Hani derler ya, "doğa ananın gazabı" diye... İşte o gazap, Rize'nin İkizdere ilçesine bağlı Çağırankaya Yaylası'nda kendini gösterdi. Bir anda, sanki bütün kış bir günde yaşanacakmış gibi, gökyüzünden beyaz örtü inmeye başladı.
O anları yaşayanlar anlatıyor: "Daha beş dakika önce hava açıktı, sonra bir baktık ki dünya beyaza bürünmüş." İşte tam o sırada, yaylada bulunan bir kadın, bu ani kar baskınına yakalandı. Etraf bir anda bembeyaz kesilmişti - görüş mesafesi neredeyse sıfıra inmişti.
Zamanla Yarış Başlıyor
Durumun vahameti anlaşılınca hemen AFAD ve jandarma devreye girdi.
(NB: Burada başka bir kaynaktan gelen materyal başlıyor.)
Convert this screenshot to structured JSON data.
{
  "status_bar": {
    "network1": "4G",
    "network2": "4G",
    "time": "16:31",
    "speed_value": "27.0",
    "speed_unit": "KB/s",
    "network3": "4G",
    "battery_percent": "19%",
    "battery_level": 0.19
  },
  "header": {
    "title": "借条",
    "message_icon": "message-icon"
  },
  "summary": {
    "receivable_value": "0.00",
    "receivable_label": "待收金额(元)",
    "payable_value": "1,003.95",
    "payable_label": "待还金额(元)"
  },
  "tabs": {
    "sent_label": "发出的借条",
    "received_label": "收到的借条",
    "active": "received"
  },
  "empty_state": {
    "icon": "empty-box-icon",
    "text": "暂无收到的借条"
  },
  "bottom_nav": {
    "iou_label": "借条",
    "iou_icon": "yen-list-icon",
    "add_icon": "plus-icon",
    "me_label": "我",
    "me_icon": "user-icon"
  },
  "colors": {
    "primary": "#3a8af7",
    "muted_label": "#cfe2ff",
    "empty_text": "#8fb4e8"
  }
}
Ekipler, zorlu hava koşullarına rağmen yola koyuldular. Yollar kapalıydı, kar metrelerce yüksekliğe ulaşmıştı. Ama onlar için hiçbir engel, bir insanın hayatından daha değerli değildi.
Ekipten birinin dediği gibi: "Bazen doğa bize unuttuğumuz bir şeyi hatırlatır - ne kadar küçük olduğumuzu." O gün, doğanın gücüne karşı insanın azmi sınanıyordu.
Kurtarma Anı: Her Saniye Bir Ömür
Operasyon saatler sürdü. Kar, ekiplerin ilerlemesini sürekli engelliyordu. Araçların çıkamadığı yerlere yaya olarak devam ettiler. Soğuk o kadar şiddetliydi ki, nefes almak bile zorlaşıyordu.
Sonunda... Mahsur kalan kadının bulunduğu yere ulaşıldı. İlk temas anını anlatmak zor - o anki rahatlama duygusunu kelimelere sığdırmak mümkün değil. Kadın, soğuktan bitkin düşmüş ama sağlık durumu stabilmiş.
AFAD ekipleri, kadını hemen güvenli bölgeye taşıdı. İlk müdahale orada yapıldı, sonra da sağlık ekiplerine teslim edildi. Telaş, endişe, ve nihayetinde gelen o büyük rahatlama...
Bu olay bize bir kez daha gösterdi ki: Doğa öngörülemez, ama insanın yardım eli asla pes etmez. O ekipler orada olmasaydı, kim bilir sonuç ne olurdu? Diye düşünmeden edemiyor insan.
Şimdi kadın, ailesine kavuşmuş durumda. Belki de hayatının en uzun saatlerini yaşadı o beyaz fırtınada. Ama artık güvende - ve bu, her şeye değer.